Солнце заливает сверкающие от снега и бегущих потоков воды наш двор и переулок. С чистым и громким звуком с длинных сосулек срываются капли. Перешагивая через ручьи, я прохожу мимо наших окон. За грязными стеклами маленькой комнаты вижу печальное бледное лицо брата: прижавшись к стеклу, он машет мне ручкой. Теперь болен он. Наверное, оттого, что он выходил на холод, когда болел я.
Помахав ему на прощание, щурясь от слепящего весеннего солнца, я иду по улице. Около дома генерала слышу щебет и громкие крики воробьев. Подняв голову, вижу, как с писком, вылетая из-за пышного султана дворянского герба, гоняются друг за другом птицы. На противоположной стороне улицы, приставив табурет вплотную к окну и взгромоздившись на него, какая-то старушка моет окна своего домика.
«Неужели придет время, когда и мы вымоем окна?» — думаю я.

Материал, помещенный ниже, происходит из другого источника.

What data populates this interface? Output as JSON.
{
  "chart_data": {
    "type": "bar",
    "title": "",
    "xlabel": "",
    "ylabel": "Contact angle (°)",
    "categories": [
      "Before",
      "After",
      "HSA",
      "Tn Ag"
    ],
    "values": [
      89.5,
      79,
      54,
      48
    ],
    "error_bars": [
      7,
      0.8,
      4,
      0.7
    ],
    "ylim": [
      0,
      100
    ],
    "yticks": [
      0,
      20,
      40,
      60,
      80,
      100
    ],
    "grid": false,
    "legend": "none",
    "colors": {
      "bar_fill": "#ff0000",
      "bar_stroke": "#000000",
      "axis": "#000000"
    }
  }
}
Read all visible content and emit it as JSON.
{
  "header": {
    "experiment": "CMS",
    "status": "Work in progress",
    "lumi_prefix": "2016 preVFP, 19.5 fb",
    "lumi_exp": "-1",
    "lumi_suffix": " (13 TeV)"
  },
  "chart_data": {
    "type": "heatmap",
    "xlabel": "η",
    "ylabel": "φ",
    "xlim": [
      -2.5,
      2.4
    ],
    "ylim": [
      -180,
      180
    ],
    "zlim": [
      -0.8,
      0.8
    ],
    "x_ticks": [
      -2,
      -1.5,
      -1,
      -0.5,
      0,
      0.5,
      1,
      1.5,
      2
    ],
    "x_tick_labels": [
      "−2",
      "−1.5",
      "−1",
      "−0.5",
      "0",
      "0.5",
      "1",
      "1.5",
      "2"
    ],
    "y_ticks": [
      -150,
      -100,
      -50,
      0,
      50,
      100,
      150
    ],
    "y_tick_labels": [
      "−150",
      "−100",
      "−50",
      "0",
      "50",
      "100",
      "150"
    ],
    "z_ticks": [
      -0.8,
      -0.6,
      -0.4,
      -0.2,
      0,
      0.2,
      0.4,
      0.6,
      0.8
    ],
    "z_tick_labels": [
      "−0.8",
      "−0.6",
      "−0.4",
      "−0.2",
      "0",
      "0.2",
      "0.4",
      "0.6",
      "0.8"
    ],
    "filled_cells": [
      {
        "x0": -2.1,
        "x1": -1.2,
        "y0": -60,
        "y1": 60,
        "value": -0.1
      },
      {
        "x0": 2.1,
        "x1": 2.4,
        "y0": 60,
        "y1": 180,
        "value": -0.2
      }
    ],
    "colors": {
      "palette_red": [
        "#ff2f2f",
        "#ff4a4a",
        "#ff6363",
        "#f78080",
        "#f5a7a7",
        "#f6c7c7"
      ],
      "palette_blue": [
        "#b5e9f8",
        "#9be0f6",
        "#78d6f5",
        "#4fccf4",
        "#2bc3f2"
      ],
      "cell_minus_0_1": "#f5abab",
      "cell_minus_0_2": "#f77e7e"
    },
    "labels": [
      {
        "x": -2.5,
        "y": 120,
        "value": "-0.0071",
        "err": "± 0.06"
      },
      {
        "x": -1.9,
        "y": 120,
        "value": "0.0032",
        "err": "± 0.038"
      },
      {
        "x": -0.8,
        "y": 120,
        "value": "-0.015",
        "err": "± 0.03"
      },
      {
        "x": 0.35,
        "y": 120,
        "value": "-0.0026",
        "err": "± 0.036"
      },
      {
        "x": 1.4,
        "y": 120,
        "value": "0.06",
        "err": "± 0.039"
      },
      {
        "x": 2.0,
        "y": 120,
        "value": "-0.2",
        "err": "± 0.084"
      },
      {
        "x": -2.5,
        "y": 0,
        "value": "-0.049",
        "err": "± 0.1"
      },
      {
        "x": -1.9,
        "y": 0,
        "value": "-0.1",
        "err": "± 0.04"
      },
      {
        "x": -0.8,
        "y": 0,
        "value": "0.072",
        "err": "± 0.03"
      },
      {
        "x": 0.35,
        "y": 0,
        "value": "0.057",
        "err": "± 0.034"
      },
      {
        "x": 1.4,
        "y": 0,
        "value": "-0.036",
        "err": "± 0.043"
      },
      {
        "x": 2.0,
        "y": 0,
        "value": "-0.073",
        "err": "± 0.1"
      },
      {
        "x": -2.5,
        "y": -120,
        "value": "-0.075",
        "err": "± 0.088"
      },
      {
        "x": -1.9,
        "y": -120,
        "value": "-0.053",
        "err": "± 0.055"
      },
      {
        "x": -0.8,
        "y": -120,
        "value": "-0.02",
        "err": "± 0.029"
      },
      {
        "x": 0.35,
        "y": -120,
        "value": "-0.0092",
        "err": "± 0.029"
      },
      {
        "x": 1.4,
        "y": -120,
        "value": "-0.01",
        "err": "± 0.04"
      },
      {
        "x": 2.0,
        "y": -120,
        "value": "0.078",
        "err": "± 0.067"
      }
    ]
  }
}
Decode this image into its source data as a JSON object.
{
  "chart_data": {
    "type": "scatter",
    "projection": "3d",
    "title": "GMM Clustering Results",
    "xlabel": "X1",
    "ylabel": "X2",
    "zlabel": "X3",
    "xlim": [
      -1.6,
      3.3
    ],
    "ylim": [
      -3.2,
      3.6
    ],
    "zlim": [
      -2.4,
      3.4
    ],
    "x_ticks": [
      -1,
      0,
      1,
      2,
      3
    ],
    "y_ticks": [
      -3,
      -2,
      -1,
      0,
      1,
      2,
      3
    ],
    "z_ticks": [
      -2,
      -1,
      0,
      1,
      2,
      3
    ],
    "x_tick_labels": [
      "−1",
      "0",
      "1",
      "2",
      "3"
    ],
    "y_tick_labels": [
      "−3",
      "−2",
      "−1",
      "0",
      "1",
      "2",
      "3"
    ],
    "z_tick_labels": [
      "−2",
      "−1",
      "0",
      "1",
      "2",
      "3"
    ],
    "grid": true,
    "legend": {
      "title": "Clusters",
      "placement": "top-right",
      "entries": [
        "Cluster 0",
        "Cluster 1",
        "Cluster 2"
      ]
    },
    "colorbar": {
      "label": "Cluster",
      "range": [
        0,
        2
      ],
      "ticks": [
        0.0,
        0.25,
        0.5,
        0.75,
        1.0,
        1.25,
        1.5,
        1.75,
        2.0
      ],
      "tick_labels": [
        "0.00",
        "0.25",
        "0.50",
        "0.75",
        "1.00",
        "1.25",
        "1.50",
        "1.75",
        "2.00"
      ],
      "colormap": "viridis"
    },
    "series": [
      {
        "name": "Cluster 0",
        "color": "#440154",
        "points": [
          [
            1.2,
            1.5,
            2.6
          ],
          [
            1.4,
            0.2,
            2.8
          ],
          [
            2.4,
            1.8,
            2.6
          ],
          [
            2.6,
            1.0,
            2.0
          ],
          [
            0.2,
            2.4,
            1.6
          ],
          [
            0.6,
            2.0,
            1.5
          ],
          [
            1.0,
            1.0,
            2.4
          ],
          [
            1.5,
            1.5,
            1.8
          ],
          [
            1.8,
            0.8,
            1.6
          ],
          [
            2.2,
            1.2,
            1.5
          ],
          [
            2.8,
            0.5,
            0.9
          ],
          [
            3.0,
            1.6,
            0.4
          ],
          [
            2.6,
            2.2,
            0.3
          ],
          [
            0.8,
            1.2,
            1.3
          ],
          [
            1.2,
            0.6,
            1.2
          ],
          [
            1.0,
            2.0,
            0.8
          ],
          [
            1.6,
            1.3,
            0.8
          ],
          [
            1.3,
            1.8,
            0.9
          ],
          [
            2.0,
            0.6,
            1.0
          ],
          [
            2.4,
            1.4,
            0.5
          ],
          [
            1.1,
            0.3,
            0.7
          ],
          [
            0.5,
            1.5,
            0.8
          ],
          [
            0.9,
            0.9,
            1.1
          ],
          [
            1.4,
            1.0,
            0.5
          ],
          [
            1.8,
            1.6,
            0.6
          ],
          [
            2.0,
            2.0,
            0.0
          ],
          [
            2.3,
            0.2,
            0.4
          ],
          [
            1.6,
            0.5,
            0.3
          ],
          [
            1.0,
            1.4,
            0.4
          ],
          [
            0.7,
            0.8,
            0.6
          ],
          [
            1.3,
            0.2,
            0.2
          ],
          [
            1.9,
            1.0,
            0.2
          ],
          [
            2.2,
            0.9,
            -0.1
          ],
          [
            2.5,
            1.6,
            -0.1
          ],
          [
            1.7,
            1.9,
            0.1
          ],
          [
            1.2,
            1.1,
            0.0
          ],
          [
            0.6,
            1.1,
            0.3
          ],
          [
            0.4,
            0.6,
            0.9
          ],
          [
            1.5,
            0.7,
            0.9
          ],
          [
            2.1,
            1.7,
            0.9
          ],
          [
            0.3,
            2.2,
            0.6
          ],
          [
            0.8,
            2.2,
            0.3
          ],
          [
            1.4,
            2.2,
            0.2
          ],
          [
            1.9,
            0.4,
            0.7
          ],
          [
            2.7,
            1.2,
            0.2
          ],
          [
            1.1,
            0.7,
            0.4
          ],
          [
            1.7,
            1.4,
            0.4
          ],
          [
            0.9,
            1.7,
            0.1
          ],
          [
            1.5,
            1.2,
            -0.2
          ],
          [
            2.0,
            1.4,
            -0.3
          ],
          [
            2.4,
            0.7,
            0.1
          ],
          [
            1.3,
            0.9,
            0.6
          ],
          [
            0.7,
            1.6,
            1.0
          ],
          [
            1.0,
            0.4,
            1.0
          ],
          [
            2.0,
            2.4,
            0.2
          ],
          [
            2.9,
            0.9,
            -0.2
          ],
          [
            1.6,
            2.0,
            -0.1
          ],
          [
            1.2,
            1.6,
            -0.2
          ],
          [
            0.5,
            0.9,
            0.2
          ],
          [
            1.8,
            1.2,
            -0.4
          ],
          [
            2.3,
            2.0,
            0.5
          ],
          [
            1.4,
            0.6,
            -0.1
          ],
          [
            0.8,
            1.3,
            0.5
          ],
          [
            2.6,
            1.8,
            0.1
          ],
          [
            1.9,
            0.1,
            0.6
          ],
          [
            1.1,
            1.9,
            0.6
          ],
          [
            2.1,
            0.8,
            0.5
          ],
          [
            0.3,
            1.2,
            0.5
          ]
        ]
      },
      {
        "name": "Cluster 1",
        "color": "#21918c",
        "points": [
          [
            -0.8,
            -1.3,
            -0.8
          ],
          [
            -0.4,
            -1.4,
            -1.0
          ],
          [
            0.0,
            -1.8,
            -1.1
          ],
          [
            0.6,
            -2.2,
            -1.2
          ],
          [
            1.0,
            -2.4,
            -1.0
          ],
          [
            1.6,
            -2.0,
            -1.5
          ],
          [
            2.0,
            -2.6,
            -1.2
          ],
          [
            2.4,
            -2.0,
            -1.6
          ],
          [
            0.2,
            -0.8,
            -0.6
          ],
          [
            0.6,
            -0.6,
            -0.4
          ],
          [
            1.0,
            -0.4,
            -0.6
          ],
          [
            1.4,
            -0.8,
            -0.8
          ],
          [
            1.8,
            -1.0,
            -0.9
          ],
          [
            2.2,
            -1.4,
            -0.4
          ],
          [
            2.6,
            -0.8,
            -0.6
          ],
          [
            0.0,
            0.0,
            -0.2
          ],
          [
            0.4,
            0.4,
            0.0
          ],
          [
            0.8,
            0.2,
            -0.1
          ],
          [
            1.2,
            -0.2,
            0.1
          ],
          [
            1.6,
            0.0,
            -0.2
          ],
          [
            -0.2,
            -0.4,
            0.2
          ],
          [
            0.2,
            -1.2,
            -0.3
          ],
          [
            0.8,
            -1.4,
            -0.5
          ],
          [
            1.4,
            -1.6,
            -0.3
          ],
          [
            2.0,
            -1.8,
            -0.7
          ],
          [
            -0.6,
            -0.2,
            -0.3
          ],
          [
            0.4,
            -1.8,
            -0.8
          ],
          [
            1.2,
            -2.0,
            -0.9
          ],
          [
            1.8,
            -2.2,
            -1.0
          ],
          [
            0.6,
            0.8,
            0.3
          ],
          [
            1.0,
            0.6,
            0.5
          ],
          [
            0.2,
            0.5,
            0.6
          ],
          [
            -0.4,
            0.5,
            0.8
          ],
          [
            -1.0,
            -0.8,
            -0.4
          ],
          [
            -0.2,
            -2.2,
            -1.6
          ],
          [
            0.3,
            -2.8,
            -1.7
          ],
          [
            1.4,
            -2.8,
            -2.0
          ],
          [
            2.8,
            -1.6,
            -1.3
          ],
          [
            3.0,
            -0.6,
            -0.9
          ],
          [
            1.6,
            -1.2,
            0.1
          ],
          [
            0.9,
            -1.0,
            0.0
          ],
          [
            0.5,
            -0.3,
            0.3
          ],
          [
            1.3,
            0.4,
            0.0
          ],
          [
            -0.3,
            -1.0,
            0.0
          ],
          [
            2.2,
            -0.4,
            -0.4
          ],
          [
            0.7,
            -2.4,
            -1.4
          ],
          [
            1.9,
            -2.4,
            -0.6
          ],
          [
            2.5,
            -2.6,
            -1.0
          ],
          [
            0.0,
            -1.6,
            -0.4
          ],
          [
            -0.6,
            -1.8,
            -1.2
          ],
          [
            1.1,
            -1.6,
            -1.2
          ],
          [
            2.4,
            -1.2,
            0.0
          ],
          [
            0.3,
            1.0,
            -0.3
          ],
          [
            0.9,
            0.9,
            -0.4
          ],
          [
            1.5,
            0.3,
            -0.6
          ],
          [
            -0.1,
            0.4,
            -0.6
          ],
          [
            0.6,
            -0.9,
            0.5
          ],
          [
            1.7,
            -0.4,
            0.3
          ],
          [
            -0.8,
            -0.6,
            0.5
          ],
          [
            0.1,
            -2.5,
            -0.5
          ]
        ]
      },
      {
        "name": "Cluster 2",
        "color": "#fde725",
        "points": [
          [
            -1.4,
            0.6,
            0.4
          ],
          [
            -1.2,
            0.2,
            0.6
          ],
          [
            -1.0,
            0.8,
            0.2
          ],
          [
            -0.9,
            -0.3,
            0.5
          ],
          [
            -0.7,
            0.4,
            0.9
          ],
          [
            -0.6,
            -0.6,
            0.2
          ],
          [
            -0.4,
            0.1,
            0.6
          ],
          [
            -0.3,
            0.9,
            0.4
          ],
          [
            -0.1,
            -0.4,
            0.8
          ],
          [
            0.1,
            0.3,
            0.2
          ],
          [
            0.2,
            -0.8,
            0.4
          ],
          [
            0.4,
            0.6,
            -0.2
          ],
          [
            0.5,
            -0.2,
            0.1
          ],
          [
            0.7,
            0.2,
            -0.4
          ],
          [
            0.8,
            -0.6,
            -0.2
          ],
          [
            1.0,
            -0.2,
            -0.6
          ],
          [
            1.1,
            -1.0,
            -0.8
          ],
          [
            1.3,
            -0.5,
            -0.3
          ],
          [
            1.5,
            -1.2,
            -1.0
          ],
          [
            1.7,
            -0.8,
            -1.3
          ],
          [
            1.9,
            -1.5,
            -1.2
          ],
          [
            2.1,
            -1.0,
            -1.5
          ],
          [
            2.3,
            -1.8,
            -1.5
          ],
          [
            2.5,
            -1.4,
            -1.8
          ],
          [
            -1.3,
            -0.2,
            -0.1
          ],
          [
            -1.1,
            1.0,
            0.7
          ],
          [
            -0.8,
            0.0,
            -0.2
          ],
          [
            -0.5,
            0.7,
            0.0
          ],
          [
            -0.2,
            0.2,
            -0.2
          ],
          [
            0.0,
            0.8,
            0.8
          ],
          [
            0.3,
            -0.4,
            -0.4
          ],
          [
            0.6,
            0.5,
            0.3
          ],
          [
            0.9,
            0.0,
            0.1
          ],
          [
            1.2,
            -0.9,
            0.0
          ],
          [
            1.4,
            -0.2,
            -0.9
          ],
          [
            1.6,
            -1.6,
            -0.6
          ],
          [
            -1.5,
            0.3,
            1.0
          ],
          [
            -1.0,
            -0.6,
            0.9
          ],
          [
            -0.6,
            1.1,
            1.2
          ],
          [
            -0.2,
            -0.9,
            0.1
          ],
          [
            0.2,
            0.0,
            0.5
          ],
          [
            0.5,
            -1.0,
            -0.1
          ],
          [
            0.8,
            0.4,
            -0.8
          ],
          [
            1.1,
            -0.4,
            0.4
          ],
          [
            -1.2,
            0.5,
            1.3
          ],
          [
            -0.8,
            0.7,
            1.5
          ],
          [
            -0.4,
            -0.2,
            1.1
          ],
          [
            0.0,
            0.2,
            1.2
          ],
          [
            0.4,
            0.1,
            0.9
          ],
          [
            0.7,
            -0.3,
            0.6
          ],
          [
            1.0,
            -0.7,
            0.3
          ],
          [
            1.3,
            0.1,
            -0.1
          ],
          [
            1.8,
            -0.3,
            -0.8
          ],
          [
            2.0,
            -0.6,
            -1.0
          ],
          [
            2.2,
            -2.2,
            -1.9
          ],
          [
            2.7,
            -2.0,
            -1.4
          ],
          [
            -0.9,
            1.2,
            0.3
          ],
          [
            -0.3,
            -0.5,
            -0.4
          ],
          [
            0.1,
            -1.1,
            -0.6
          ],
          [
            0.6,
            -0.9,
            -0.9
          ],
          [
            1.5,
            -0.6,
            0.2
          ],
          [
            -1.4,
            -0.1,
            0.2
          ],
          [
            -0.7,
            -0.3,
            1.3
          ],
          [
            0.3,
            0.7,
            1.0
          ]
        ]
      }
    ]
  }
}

Вот наша милиция. Как всегда, сквозь мутное стекло сонное усатое лицо безразлично смотрит на улицу.
По синему небу бегут легкие весенние облака. Вдруг грохот в водосточной трубе нашей фабрики, и из нее вываливается, сверкая тысячами ослепительных искр, глыба подтаявшего льда.
У наклеенной на стене газеты стоит кучка людей. Я подхожу ближе, протискиваюсь, читаю заголовки: «Массовые казни в Польше», «Ожесточенные бои между оккупантами и партизанами в Югославии», «Немцы топят торговые суда нейтральных стран», «Борьба и страдания французского народа», «Действия союзной авиации», «Война на Тихом океане».